Let \(c\) be a constant. If \(F\) is an antiderivative of \(f\) and \(G\) is an antiderivative of \(g,\) then the following properties of antiderivatives are true: \begin{alignat}{3} \int \parbr{f(x) + g(x)} \di x &= F(x) + G(x) + C \cma \comment{\text{Sum Rule}} \label{eq:int-sum} \nl \int \parbr{f(x) - g(x)} \di x &= F(x) - G(x) + C \cma \comment{\text{Difference Rule}} \label{eq:int-diff} \nl \int c f(x) \di x &= c F(x) + C \pd \comment{\text{Constant Multiple Rule}} \label{eq:int-constant} \end{alignat}

EXAMPLE 2

Evaluate each expression.

\(\ds \int \frac{1}{x^2} \di x\)
\(\ds \int \par{5x^4 + \cos x} \di x\)
\(\ds \int \par{\sqrt{t} - 2 \sin t + \frac{4}{1 + t^2}} \di t\)

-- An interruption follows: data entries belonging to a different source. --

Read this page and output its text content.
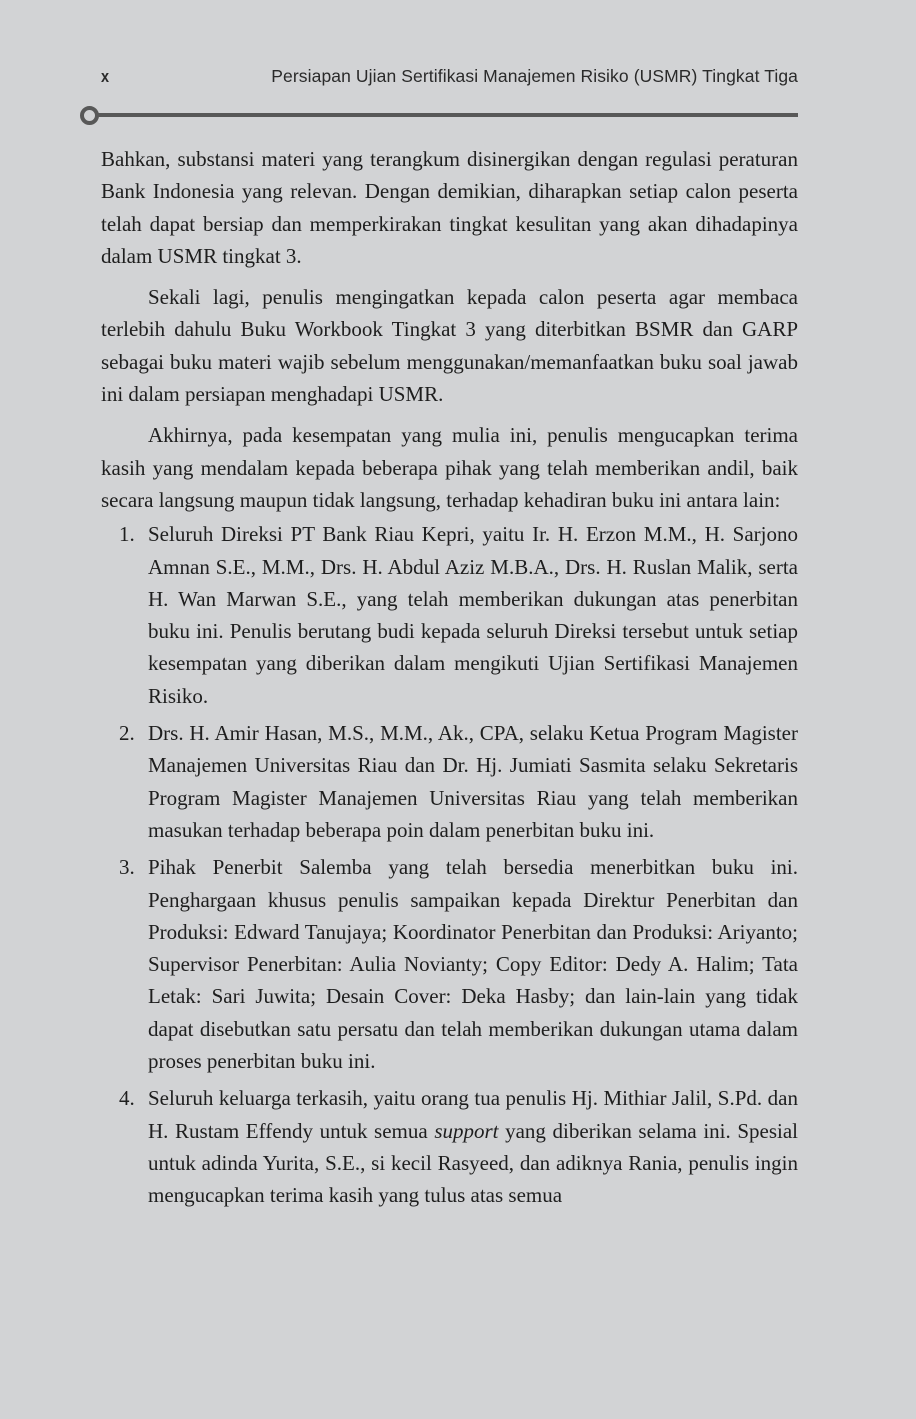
x	Persiapan Ujian Sertifikasi Manajemen Risiko (USMR) Tingkat Tiga

Bahkan, substansi materi yang terangkum disinergikan dengan regulasi peraturan Bank Indonesia yang relevan. Dengan demikian, diharapkan setiap calon peserta telah dapat bersiap dan memperkirakan tingkat kesulitan yang akan dihadapinya dalam USMR tingkat 3.

Sekali lagi, penulis mengingatkan kepada calon peserta agar membaca terlebih dahulu Buku Workbook Tingkat 3 yang diterbitkan BSMR dan GARP sebagai buku materi wajib sebelum menggunakan/memanfaatkan buku soal jawab ini dalam persiapan menghadapi USMR.

Akhirnya, pada kesempatan yang mulia ini, penulis mengucapkan terima kasih yang mendalam kepada beberapa pihak yang telah memberikan andil, baik secara langsung maupun tidak langsung, terhadap kehadiran buku ini antara lain:

1. Seluruh Direksi PT Bank Riau Kepri, yaitu Ir. H. Erzon M.M., H. Sarjono Amnan S.E., M.M., Drs. H. Abdul Aziz M.B.A., Drs. H. Ruslan Malik, serta H. Wan Marwan S.E., yang telah memberikan dukungan atas penerbitan buku ini. Penulis berutang budi kepada seluruh Direksi tersebut untuk setiap kesempatan yang diberikan dalam mengikuti Ujian Sertifikasi Manajemen Risiko.
2. Drs. H. Amir Hasan, M.S., M.M., Ak., CPA, selaku Ketua Program Magister Manajemen Universitas Riau dan Dr. Hj. Jumiati Sasmita selaku Sekretaris Program Magister Manajemen Universitas Riau yang telah memberikan masukan terhadap beberapa poin dalam penerbitan buku ini.
3. Pihak Penerbit Salemba yang telah bersedia menerbitkan buku ini. Penghargaan khusus penulis sampaikan kepada Direktur Penerbitan dan Produksi: Edward Tanujaya; Koordinator Penerbitan dan Produksi: Ariyanto; Supervisor Penerbitan: Aulia Novianty; Copy Editor: Dedy A. Halim; Tata Letak: Sari Juwita; Desain Cover: Deka Hasby; dan lain-lain yang tidak dapat disebutkan satu persatu dan telah memberikan dukungan utama dalam proses penerbitan buku ini.
4. Seluruh keluarga terkasih, yaitu orang tua penulis Hj. Mithiar Jalil, S.Pd. dan H. Rustam Effendy untuk semua support yang diberikan selama ini. Spesial untuk adinda Yurita, S.E., si kecil Rasyeed, dan adiknya Rania, penulis ingin mengucapkan terima kasih yang tulus atas semua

We use the Reverse Power Rule, following \(\eqref{eq:reverse-power-rule},\) to obtain \[\int x^{-2} \di x = \frac{x^{-2 + 1}}{-2 + 1} + C = \boxed{-\frac{1}{x} + C}\]

We apply a combination of rules, as follows: \[ \baat{2} \int \par{5x^4 + \cos x} \di x &= \int 5x^4 \di x + \int \cos x \di x \comment{\text{by Sum Rule}} \nl &= 5 \int x^4 \di x + \int \cos x \di x \comment{\text{by Constant Multiple Rule}} \nl &= 5 \par{\frac{x^{4 + 1}}{4 + 1}} + \int \cos x \di x \comment{\text{by Reverse Power Rule}} \nl &= \boxed{x^5 + \sin x + C} \eaat \]

We first write \[ \ba \int \par{\sqrt{t} - 2 \sin t + \frac{4}{1 + t^2}} \di t &= \int \par{t^{1/2} - 2 \sin t + \frac{4}{1 + t^2}} \di t \nl &= \int t^{1/2} \di t - 2 \int \sin t \di t + 4 \int \frac{1}{1 + t^2} \di t \cma \ea \] where the last step is true by the Sum and Difference Rules combined with the Constant Multiple Rule. Using the Reverse Power Rule to antidifferentiate \(t^{1/2}\) then gives \[\frac{t^{3/2}}{3/2} + 2 \cos t + 4 \atan t + C = \boxed{\tfrac{2}{3} t^{3/2} + 2 \cos t + 4 \atan t + C}\]

Differential Equations

An equation that relates \(f\) and its derivatives is called a differential equation. In calculus, we often have a rate \(f'\) and need to find a solution \(f.\) (Differential equations are fundamental to modeling natural phenomena, which we will discuss further in Chapter 8.) To find \(f\) given \(f'\) and an initial condition, we first integrate \(f'.\) Doing so produces a general solution, which contains a constant of integration. But we often want \(f\) to satisfy some initial condition, \(y_0 = f(x_0).\) The combination of a differential equation and an initial condition is called an initial value problem. To solve one, we substitute the given initial condition and solve for the constant of integration, as shown in the following example.

EXAMPLE 3

If \(f'(x) = e^x + 2x + 7\) and \(f(0) = 4,\) then find \(f(x).\)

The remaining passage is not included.